Religious man can further declare that the elimination of religion does not eliminate evil, but merely introduces more evil to other quarters of human behavior. And he can heap up evidence showing that secularized societies and secularized man have shown no noticeable improvement in conduct denominated as good.

Until we decide who we are and what we want to be, we are at fault in what we are and want to do. Unless we shut the doors against all unwanted conduct from all spheres of life, shutting the door against religion in the hope of stopping all unwanted conduct is futile; it will enter by the other doors. As well as saying that religion cannot be suppressed, and as well as stating that much of religion behavior is true both in itself and in reconciliation with science, we are now prepared to say that the suppression of religion will not consign evil beyond man's ken. For that great task, a reconstruction of human nature is required.

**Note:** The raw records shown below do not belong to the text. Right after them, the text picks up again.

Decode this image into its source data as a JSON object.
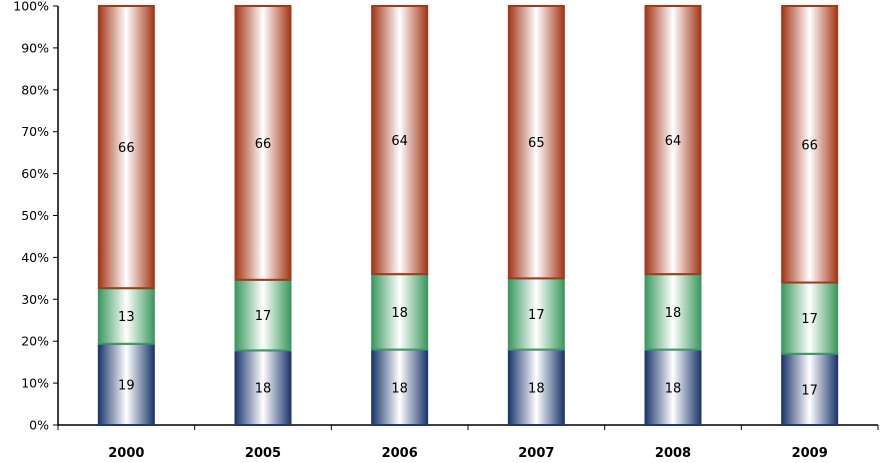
{
  "chart_data": {
    "type": "bar",
    "stacked": true,
    "percent_stacked": true,
    "categories": [
      "2000",
      "2005",
      "2006",
      "2007",
      "2008",
      "2009"
    ],
    "series": [
      {
        "values": [
          19,
          18,
          18,
          18,
          18,
          17
        ],
        "color": "#1F3A6E"
      },
      {
        "values": [
          13,
          17,
          18,
          17,
          18,
          17
        ],
        "color": "#3E9A60"
      },
      {
        "values": [
          66,
          66,
          64,
          65,
          64,
          66
        ],
        "color": "#A4381A"
      }
    ],
    "y_ticks": [
      "0%",
      "10%",
      "20%",
      "30%",
      "40%",
      "50%",
      "60%",
      "70%",
      "80%",
      "90%",
      "100%"
    ],
    "ylim": [
      0,
      100
    ],
    "grid": false,
    "legend": "none",
    "data_labels": true
  }
}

Such a reconstruction may well be impossible. We do not know enough yet to define the terms of reform. What we can do at this stage of our study is to argue for the incorporation into religion of our findings, both to prepare the ground for the possible coming reconstruction and to maintain the best possible, the least damaging, of religious as well as of all other systems.

The problem of absolute morality -- of the standards of good conduct and the means to practice it -- must go unsolved here. Absolute morality may be forever beyond human abilities to demonstrate. Short of this, we resort to what many philosophers before us have advocated, a natural law of human behavior: How people have always behaved and seem compelled to behave is restructured so that the consequences which people seem always to have wanted -- even when acting in contradiction -- will ensue.

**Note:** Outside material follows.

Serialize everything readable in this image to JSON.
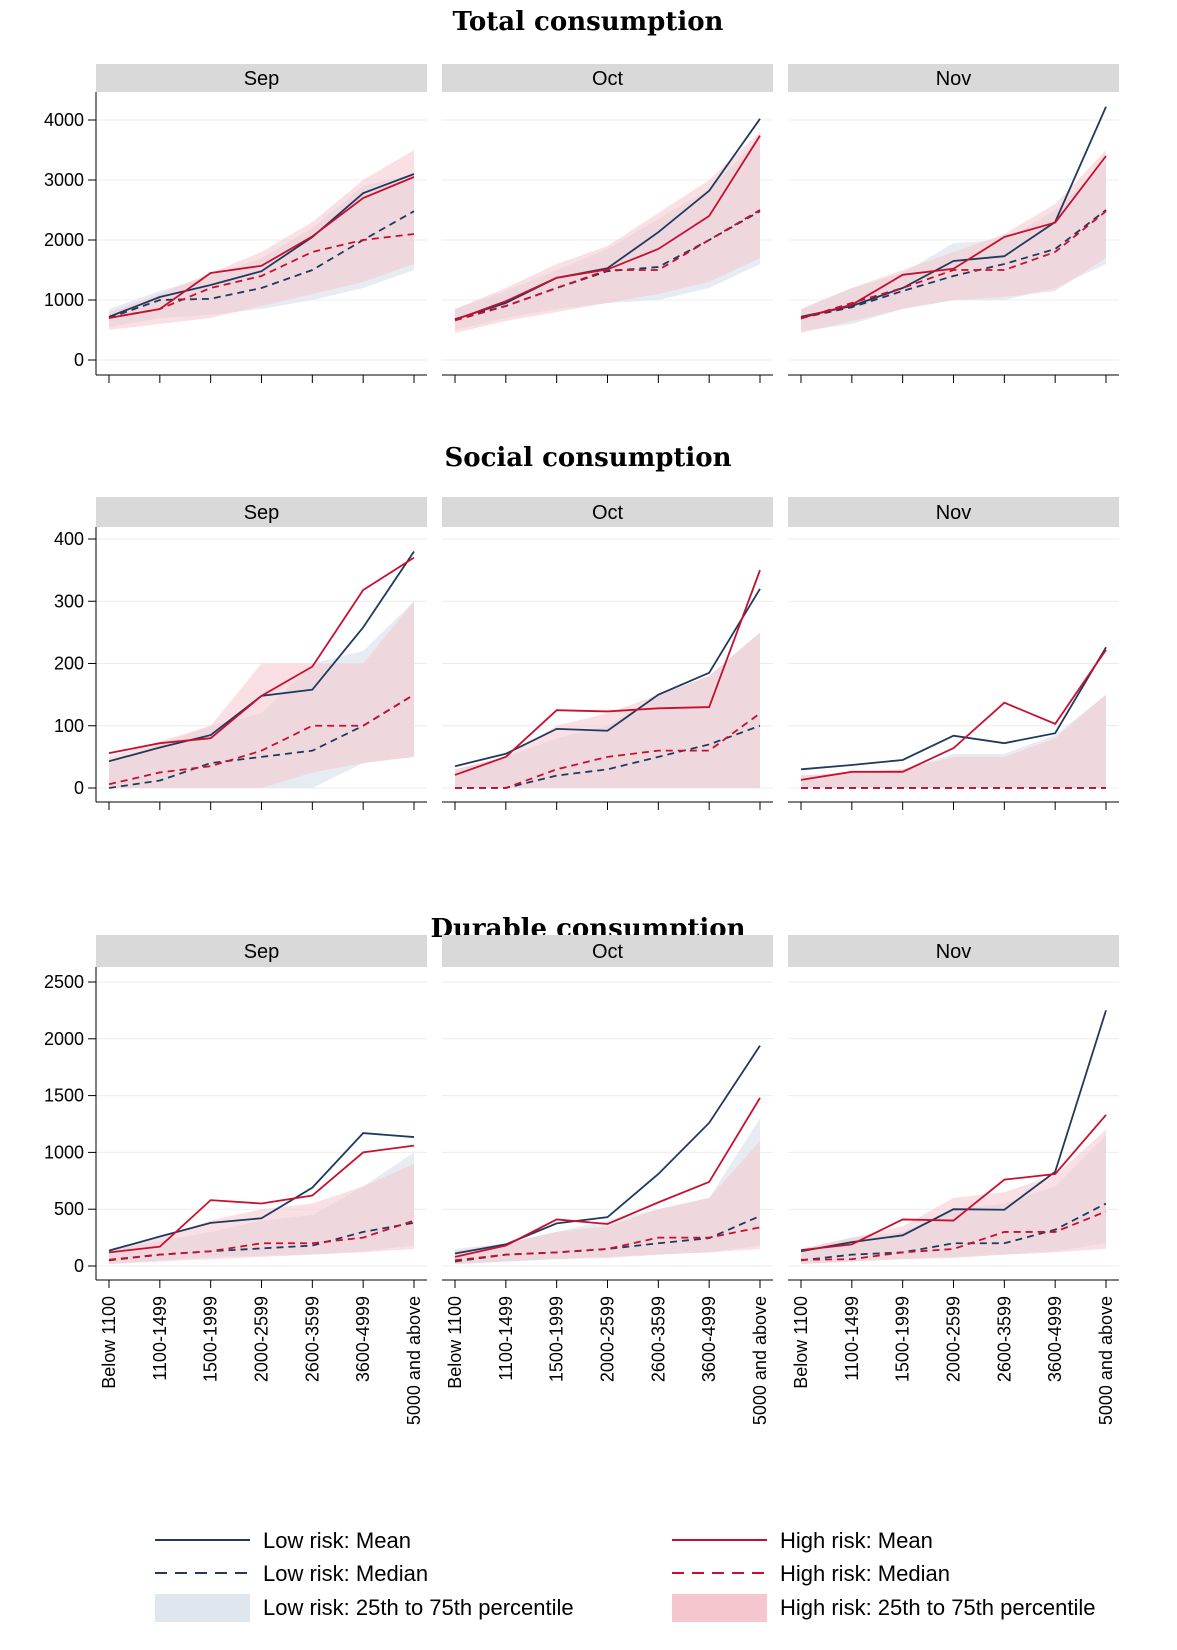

Since we do not appeal to gods, reason, or secular authorities, nor to charism, faith, and revelation, it would appear best to label our natural law as hypothetical, tentative, and only so good as its consequences are acceptable to most people, whether educated or not, in all cultures. This might be called a natural moral consensus.

To summarize from suggestions offered in various passages of our work, we perceive four essential and general human demands: for freedom from fear, for material subsistence, for new experiences, and for a disinterested arbitration of human conflicts. Fearlessness; subsistence; experiencing; and justice: these words may be used also.

All of these require controls over the self (selves), others, and nature. Control requires skills (considering even brute force as a kind of skill at leverage, if nothing else), and mankind is obsessively driven to elaborate his internal and external control system to a stage where he has obtained what he can regard as minimal and sufficient guarantees of his several needs.

The overall problem of a culture is, unconsciously or consciously, to provide a network of practices that will supply its people with excellent chances of obtaining these guarantees. And so we proceed to human relations, technology, politics, religion -- family government, world government, cosmic government -- and science, which acts to supply better ways for cultures to fulfill these needs.